A miracle is what is not naturally possible. It is a supernatural occurrence. It is paranormal.
 
Religion uses miracles as evidence for the truth of its claims.
 
Miracles are events that seem to be against nature or the way natural law usually runs. In other words, they cannot be explained by nature. Examples are the Blessed Virgin Mary appearing to children, the unexplained cure of incurable illness, blood coming out of nowhere on Catholic communion wafers, the sun spinning at Fatima in Portugal in 1917 and most importantly Jesus Christ coming back to life after being dead nearly three days. It is thought that only God can do these things.
 
Suppose the Virgin Mary miraculously appears to some children. You discover they show every sign of telling the truth. What you have evidence for is not that Mary is appearing but that they are telling the truth as they see it. Believers should be saying, "We believe they are being truthful that they are experiencing apparitions possibly of the Blessed Virgin." They should not be saying, "We believe Mary is appearing to them." It's not enough to prove they are having apparitions. The important thing is who is appearing. But that can never be proven. Miracle believers have a vicious circle, "John says Mary appears to him. John is really having apparitions. Therefore Mary is appearing to him." That is not an argument. It is assuming the thing that needs to be proven.
 
They are really saying, "There is no evidence that it is Mary they see therefore it is Mary they see." This is a logical fallacy. They are putting the evidence that the children tell the truth before the evidence that the entity is Mary.
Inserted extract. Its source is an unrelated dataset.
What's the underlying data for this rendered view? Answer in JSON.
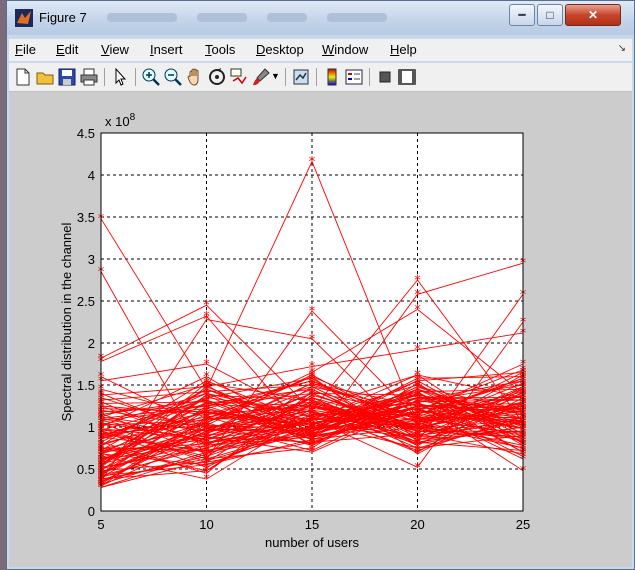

They have to for the evidence that it is Mary does not exist. Mary cannot be pleased by people who follow apparitions for they end up not following her but deceiving themselves. They only seem to be her followers. Miracles lead only to idolatry.
 
Another example of this fatal problem would be how the apostles testified that they met Jesus Christ in visions after he rose from the dead.
 
If I control your perception of your wife, what you have the relationship with is not her but this perception of her. She is not your perception of her. Even if the perception is right at times, your motive is to follow the perception not the truth.
 
Miracles speak of the believer's intent to believe in them because he wants to. Truth is not his concern. For this reason, we should assume that God does not do miracles and miracle reports are not based on the truth. This is not being biased. You are not biased if you mistrust what is suspect.